Callon Petroleum Company
(Registrant)
August 7, 2020 /s/ Joseph C. Gatto, Jr.
Joseph C. Gatto, Jr.
President and Chief Executive Officer



Exhibit 3.1
CERTIFICATE OF AMENDMENT OF
CERTIFICATE OF INCORPORATION OF
CALLON PETROLEUM COMPANY

The undersigned, Michol L. Ecklund, Corporate Secretary of Callon Petroleum Company (the “Corporation”), a corporation organized and existing under and by virtue of the General Corporation Law of the State of Delaware (the “DGCL”), does hereby certify as follows:
FIRST: The name of the Corporation is Callon Petroleum Company.
SECOND: This Amendment (the “Amendment”) to the Certificate of Incorporation of the Corporation (the “Certificate”) was duly adopted in accordance with the provisions of Section 242 of the DGCL. The Board of Directors has duly adopted resolutions setting forth and declaring advisable this Amendment, and the holders of a majority of the outstanding stock of the Corporation entitled to vote at the meeting of the stockholders called and held upon notice in accordance with Section 222 of the DGCL for the purpose of voting on the Amendment have voted in favor of this Amendment.

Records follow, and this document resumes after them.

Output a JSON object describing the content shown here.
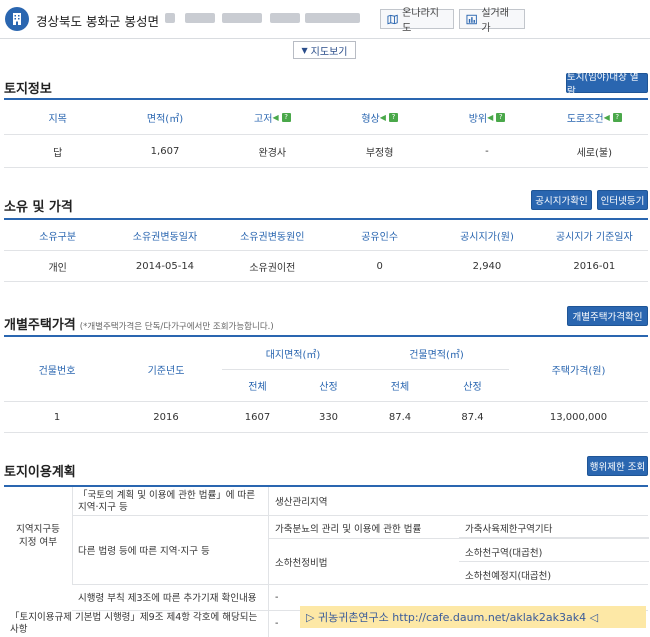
{
  "header": {
    "address": "경상북도 봉화군 봉성면",
    "online_map_label": "온나라지도",
    "real_trade_label": "실거래가"
  },
  "map_toggle": {
    "label": "지도보기"
  },
  "land_info": {
    "title": "토지정보",
    "ledger_button": "토지(임야)대장 열람",
    "columns": [
      "지목",
      "면적(㎡)",
      "고저",
      "형상",
      "방위",
      "도로조건"
    ],
    "values": [
      "답",
      "1,607",
      "완경사",
      "부정형",
      "-",
      "세로(불)"
    ]
  },
  "ownership": {
    "title": "소유 및 가격",
    "official_price_button": "공시지가확인",
    "internet_register_button": "인터넷등기",
    "columns": [
      "소유구분",
      "소유권변동일자",
      "소유권변동원인",
      "공유인수",
      "공시지가(원)",
      "공시지가 기준일자"
    ],
    "values": [
      "개인",
      "2014-05-14",
      "소유권이전",
      "0",
      "2,940",
      "2016-01"
    ]
  },
  "house_price": {
    "title": "개별주택가격",
    "note": "(*개별주택가격은 단독/다가구에서만 조회가능합니다.)",
    "check_button": "개별주택가격확인",
    "col_building_no": "건물번호",
    "col_base_year": "기준년도",
    "col_land_area": "대지면적(㎡)",
    "col_building_area": "건물면적(㎡)",
    "col_house_price": "주택가격(원)",
    "sub_total": "전체",
    "sub_calc": "산정",
    "row": {
      "building_no": "1",
      "base_year": "2016",
      "land_total": "1607",
      "land_calc": "330",
      "bldg_total": "87.4",
      "bldg_calc": "87.4",
      "price": "13,000,000"
    }
  },
  "land_use": {
    "title": "토지이용계획",
    "restriction_button": "행위제한 조회",
    "left_label_1": "지역지구등",
    "left_label_2": "지정 여부",
    "row1_label": "「국토의 계획 및 이용에 관한 법률」에 따른 지역·지구 등",
    "row1_value": "생산관리지역",
    "row2_label": "다른 법령 등에 따른 지역·지구 등",
    "row2_v1": "가축분뇨의 관리 및 이용에 관한 법률",
    "row2_v2": "가축사육제한구역기타",
    "row2_v3": "소하천정비법",
    "row2_v4": "소하천구역(대곱천)",
    "row2_v5": "소하천예정지(대곱천)",
    "row3_label": "시행령 부칙 제3조에 따른 추가기재 확인내용",
    "row3_value": "-",
    "row4_label": "「토지이용규제 기본법 시행령」제9조 제4항 각호에 해당되는 사항",
    "row4_value": "-"
  },
  "watermark": "▷ 귀농귀촌연구소 http://cafe.daum.net/aklak2ak3ak4 ◁"
}
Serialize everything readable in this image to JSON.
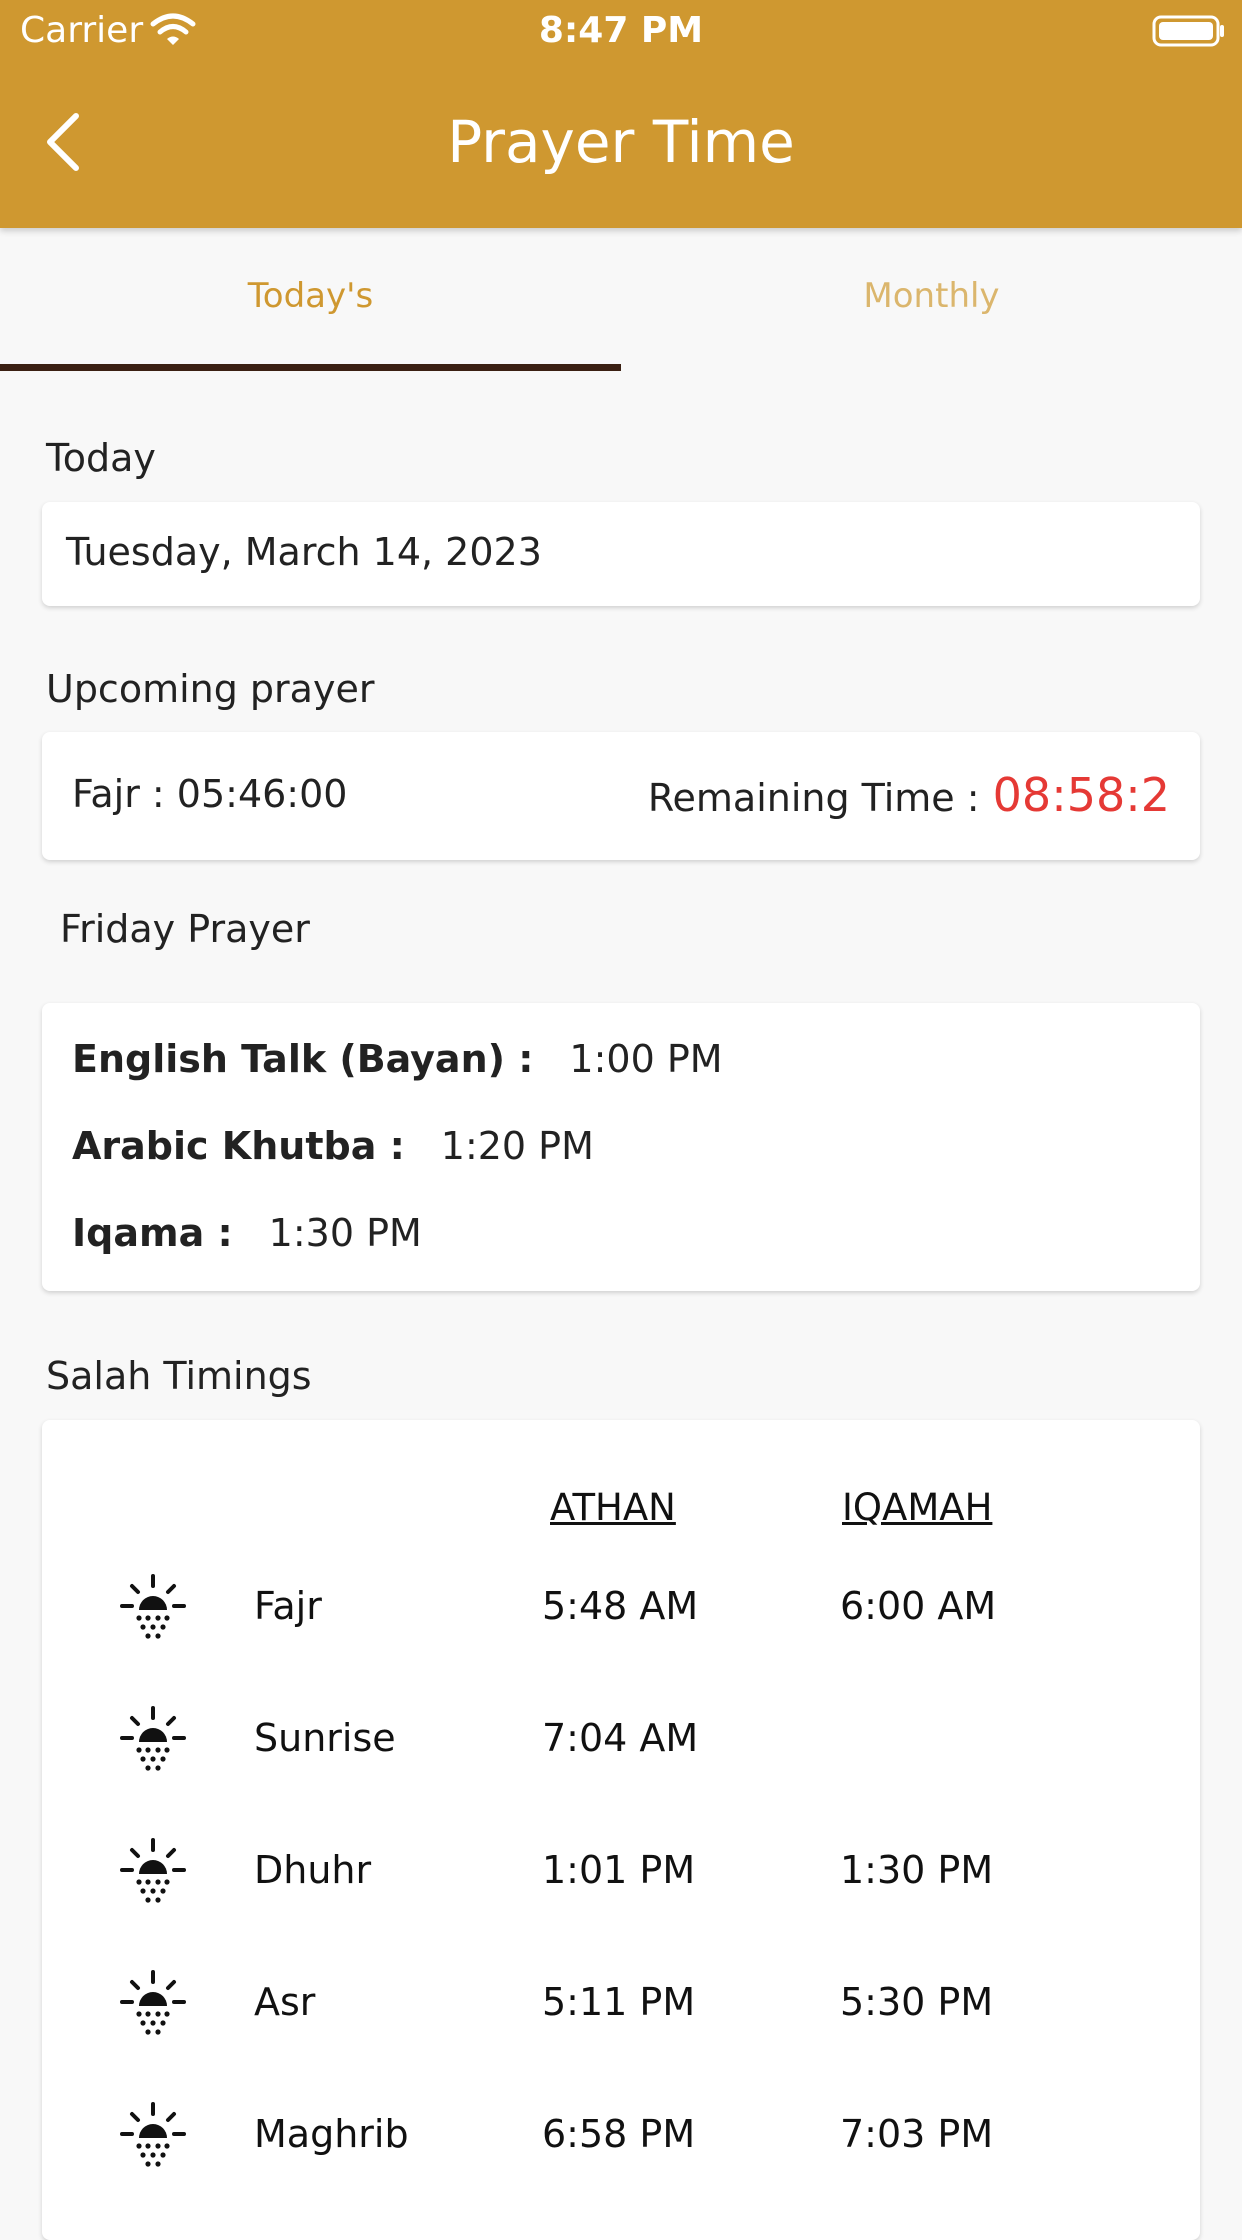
{
  "status_bar": {
    "carrier": "Carrier",
    "time": "8:47 PM"
  },
  "header": {
    "title": "Prayer Time",
    "back_icon": "chevron-left-icon"
  },
  "tabs": [
    {
      "label": "Today's",
      "selected": true
    },
    {
      "label": "Monthly",
      "selected": false
    }
  ],
  "today": {
    "label": "Today",
    "date": "Tuesday, March 14, 2023"
  },
  "upcoming": {
    "label": "Upcoming prayer",
    "prayer": "Fajr : 05:46:00",
    "remaining_label": "Remaining Time :",
    "remaining_value": "08:58:2"
  },
  "friday": {
    "label": "Friday Prayer",
    "rows": [
      {
        "label": "English Talk (Bayan) :",
        "time": "1:00 PM"
      },
      {
        "label": "Arabic Khutba :",
        "time": "1:20 PM"
      },
      {
        "label": "Iqama :",
        "time": "1:30 PM"
      }
    ]
  },
  "salah": {
    "label": "Salah Timings",
    "athan_header": "ATHAN",
    "iqamah_header": "IQAMAH",
    "rows": [
      {
        "name": "Fajr",
        "athan": "5:48 AM",
        "iqamah": "6:00 AM",
        "icon": "sunrise-icon"
      },
      {
        "name": "Sunrise",
        "athan": "7:04 AM",
        "iqamah": "",
        "icon": "sunrise-icon"
      },
      {
        "name": "Dhuhr",
        "athan": "1:01 PM",
        "iqamah": "1:30 PM",
        "icon": "sunrise-icon"
      },
      {
        "name": "Asr",
        "athan": "5:11 PM",
        "iqamah": "5:30 PM",
        "icon": "sunrise-icon"
      },
      {
        "name": "Maghrib",
        "athan": "6:58 PM",
        "iqamah": "7:03 PM",
        "icon": "sunrise-icon"
      }
    ]
  },
  "colors": {
    "header": "#cf9830",
    "tab_selected": "#cf9830",
    "tab_unselected": "#dbb66d",
    "tab_indicator": "#3b2013",
    "remaining_value": "#e53935"
  }
}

THIRD: Upon the filing and effectiveness (the “Effective Time”) of this Amendment pursuant to the DGCL, the Certificate is hereby amended by amending and restating the first sentence of Article Four to be and read as follows:
The Corporation shall have authority to issue two classes of stock, and the total number authorized shall be 52,500,000 shares of Common Stock, par value $0.01 per share, and 2,500,000 shares of Preferred Stock, par value $.01 per share.
FOURTH: Upon the Effective Time, each 10 shares of the Corporation’s common stock, par value $0.01 per share (the “Common Stock”) issued and outstanding at the Effective Time shall automatically be combined into one validly issued, fully paid and non-assessable share of Common Stock, without any action by the holder thereof, subject to the treatment of fractional interests as described below (the “Reverse Stock Split”). No certificates representing fractional shares of Common Stock shall be issued in connection with the Reverse Stock Split. Stockholders who otherwise would be entitled to receive fractional share interests of Common Stock in connection with the Reverse Stock Split shall, with respect to such fractional interest, be entitled to receive cash, without interest, in lieu of fractional shares of Common Stock, in an amount equal to the proceeds attributable to the sale of such fractional interest following the aggregation and sale at the then-prevailing prices on the open market by the Company’s transfer agent of all fractional shares otherwise issuable. Each certificate that prior to such combination represented shares of Common Stock (“Old Certificates”) shall thereafter represent that number of shares of Common Stock into which the shares of Common Stock represented by such Old Certificate shall have been combined, subject to the elimination of fractional share interests as described above.
FIFTH: This Amendment shall become effective as of August 7, 2020 at 4:01p.m. EDT.
IN WITNESS WHEREOF, the undersigned has executed this amendment on behalf of the Corporation and has attested such execution and does verify and affirm, under penalty of perjury, that this amendment is the act and deed of the Corporation and that the facts stated herein are true as of this 7th day of August 2020.